The CDHR noted that over the last few weeks, the NLC has been involved in negotiations with the Federal Government on the upward review of the minimum wage as provided in the National Minimum Wage Act, for which N30, 000 was reportedly approved.

“Although the Federal Government repeatedly expressed concerns over the possible increase in inflation, an agreement was reached that minimum wage would be increased from N18, 000 to N30, 000,” the human right advocacy body said.

“In view of the current increase in prices of essential commodities in Nigeria, it was no longer feasible for minimum wage to remain at N18, 000.

“The fragmentation of minimum wage where state government workers would receive N27, 000 while their counterparts working for the federal government would receive N30, 000 is totally unacceptable.

“The market does not discriminate between federal and state workers and as such this represents the continuation of hardship for the average Nigerian worker.

“It is not proper for the National Council of State to approve another sum when it has not sought the approval of the NLC, TUC, UTUC and other trade centers with whom the federal government negotiated.
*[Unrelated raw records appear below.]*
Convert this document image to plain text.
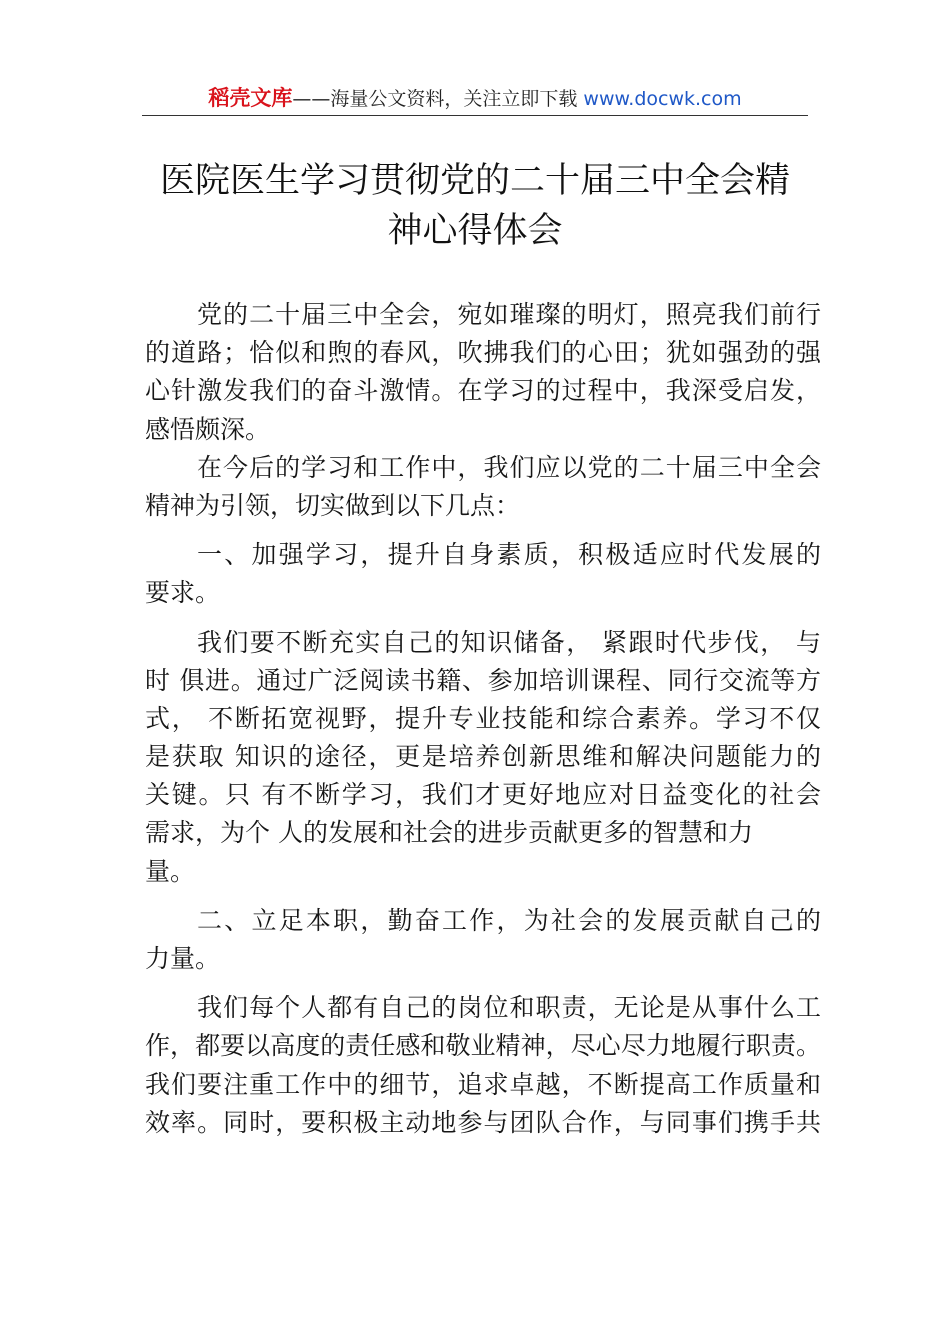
稻壳文库——海量公文资料，关注立即下载 www.docwk.com
医院医生学习贯彻党的二十届三中全会精
神心得体会
党的二十届三中全会，宛如璀璨的明灯，照亮我们前行
的道路；恰似和煦的春风，吹拂我们的心田；犹如强劲的强
心针激发我们的奋斗激情。在学习的过程中，我深受启发，
感悟颇深。
在今后的学习和工作中，我们应以党的二十届三中全会
精神为引领，切实做到以下几点：
一、加强学习，提升自身素质，积极适应时代发展的
要求。
我们要不断充实自己的知识储备， 紧跟时代步伐， 与
时 俱进。通过广泛阅读书籍、参加培训课程、同行交流等方
式， 不断拓宽视野，提升专业技能和综合素养。学习不仅
是获取 知识的途径，更是培养创新思维和解决问题能力的
关键。只 有不断学习，我们才更好地应对日益变化的社会
需求，为个 人的发展和社会的进步贡献更多的智慧和力
量。
二、立足本职，勤奋工作，为社会的发展贡献自己的
力量。
我们每个人都有自己的岗位和职责，无论是从事什么工
作，都要以高度的责任感和敬业精神，尽心尽力地履行职责。
我们要注重工作中的细节，追求卓越，不断提高工作质量和
效率。同时，要积极主动地参与团队合作，与同事们携手共
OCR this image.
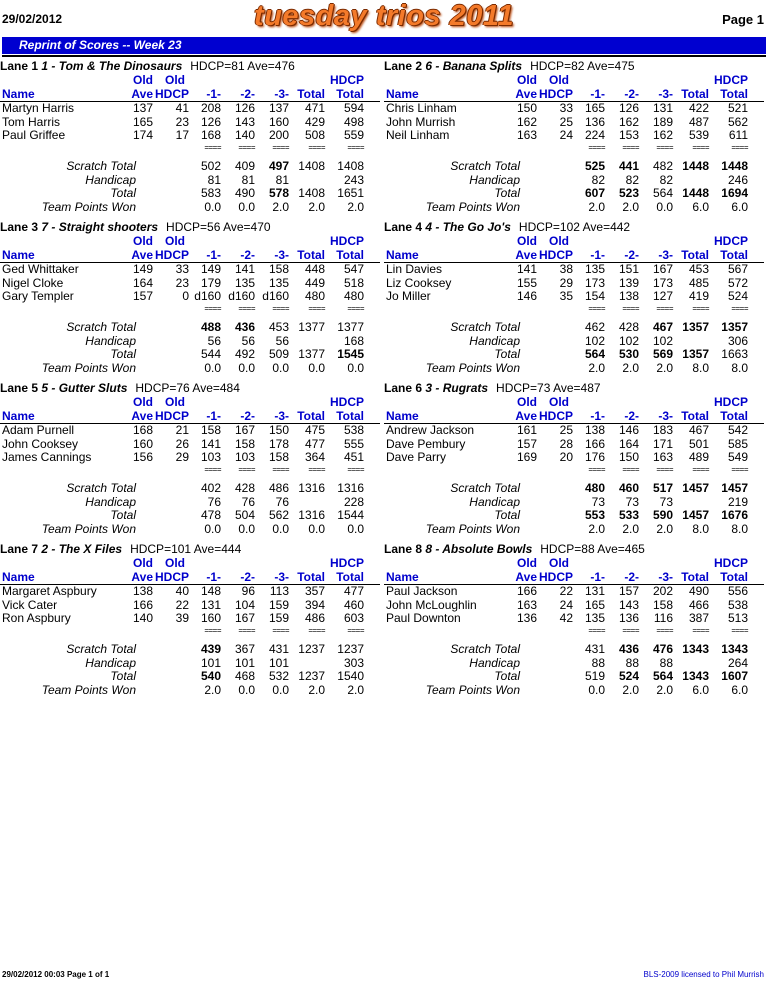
29/02/2012	tuesday trios 2011	Page 1
Reprint of Scores -- Week 23
Lane 1 1 - Tom & The Dinosaurs HDCP=81 Ave=476
Old Old	HDCP
Name	Ave HDCP -1- -2- -3- Total Total
Martyn Harris	137 41 208 126 137 471 594
Tom Harris	165 23 126 143 160 429 498
Paul Griffee	174 17 168 140 200 508 559
==== ==== ==== ====	====
Scratch Total	502 409 497 1408 1408
Handicap	81 81 81	243
Total	583 490 578 1408 1651
Team Points Won	0.0 0.0 2.0 2.0 2.0
Lane 2 6 - Banana Splits HDCP=82 Ave=475
Old Old	HDCP
Name	Ave HDCP -1- -2- -3- Total Total
Chris Linham	150 33 165 126 131 422 521
John Murrish	162 25 136 162 189 487 562
Neil Linham	163 24 224 153 162 539 611
==== ==== ==== ====	====
Scratch Total	525 441 482 1448 1448
Handicap	82 82 82	246
Total	607 523 564 1448 1694
Team Points Won	2.0 2.0 0.0 6.0 6.0
Lane 3 7 - Straight shooters HDCP=56 Ave=470
Old Old	HDCP
Name	Ave HDCP -1- -2- -3- Total Total
Ged Whittaker	149 33 149 141 158 448 547
Nigel Cloke	164 23 179 135 135 449 518
Gary Templer	157 0 d160 d160 d160 480 480
==== ==== ==== ====	====
Scratch Total	488 436 453 1377 1377
Handicap	56 56 56	168
Total	544 492 509 1377 1545
Team Points Won	0.0 0.0 0.0 0.0 0.0
Lane 4 4 - The Go Jo's HDCP=102 Ave=442
Old Old	HDCP
Name	Ave HDCP -1- -2- -3- Total Total
Lin Davies	141 38 135 151 167 453 567
Liz Cooksey	155 29 173 139 173 485 572
Jo Miller	146 35 154 138 127 419 524
==== ==== ==== ====	====
Scratch Total	462 428 467 1357 1357
Handicap	102 102 102	306
Total	564 530 569 1357 1663
Team Points Won	2.0 2.0 2.0 8.0 8.0
Lane 5 5 - Gutter Sluts HDCP=76 Ave=484
Old Old	HDCP
Name	Ave HDCP -1- -2- -3- Total Total
Adam Purnell	168 21 158 167 150 475 538
John Cooksey	160 26 141 158 178 477 555
James Cannings	156 29 103 103 158 364 451
==== ==== ==== ====	====
Scratch Total	402 428 486 1316 1316
Handicap	76 76 76	228
Total	478 504 562 1316 1544
Team Points Won	0.0 0.0 0.0 0.0 0.0
Lane 6 3 - Rugrats HDCP=73 Ave=487
Old Old	HDCP
Name	Ave HDCP -1- -2- -3- Total Total
Andrew Jackson	161 25 138 146 183 467 542
Dave Pembury	157 28 166 164 171 501 585
Dave Parry	169 20 176 150 163 489 549
==== ==== ==== ====	====
Scratch Total	480 460 517 1457 1457
Handicap	73 73 73	219
Total	553 533 590 1457 1676
Team Points Won	2.0 2.0 2.0 8.0 8.0
Lane 7 2 - The X Files HDCP=101 Ave=444
Old Old	HDCP
Name	Ave HDCP -1- -2- -3- Total Total
Margaret Aspbury	138 40 148 96 113 357 477
Vick Cater	166 22 131 104 159 394 460
Ron Aspbury	140 39 160 167 159 486 603
==== ==== ==== ====	====
Scratch Total	439 367 431 1237 1237
Handicap	101 101 101	303
Total	540 468 532 1237 1540
Team Points Won	2.0 0.0 0.0 2.0 2.0
Lane 8 8 - Absolute Bowls HDCP=88 Ave=465
Old Old	HDCP
Name	Ave HDCP -1- -2- -3- Total Total
Paul Jackson	166 22 131 157 202 490 556
John McLoughlin	163 24 165 143 158 466 538
Paul Downton	136 42 135 136 116 387 513
==== ==== ==== ====	====
Scratch Total	431 436 476 1343 1343
Handicap	88 88 88	264
Total	519 524 564 1343 1607
Team Points Won	0.0 2.0 2.0 6.0 6.0
29/02/2012 00:03 Page 1 of 1	BLS-2009 licensed to Phil Murrish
“The National Council of States is ordinarily bound by the agreement reached by the Federal Government and Labour. Indeed, nobody, not even the court is encouraged to vary or undermine a verifiable agreement reached by parties.”

On the ongoing industrial action embarked upon by the Academic Staff Union of Nigerian Universities (ASUU) since November 5, 2018, the CDHR called for the immediate intervention of the Federal Government to allow for the reopening of the universities.

“With regards to the ongoing strike embarked on by the Academic Staff Union of Universities (ASUU), CDHR hereby demands that the Federal Government addresses the issues raised by the lecturers in order that Nigerian students in public universities resume their studies,” the statement stressed.

The CDHR regretted that the Federal Government has yet to fully address the university teachers’ requests, saying “it exposes the scant respect that successive governments of Nigeria pay to agreements duly reached.”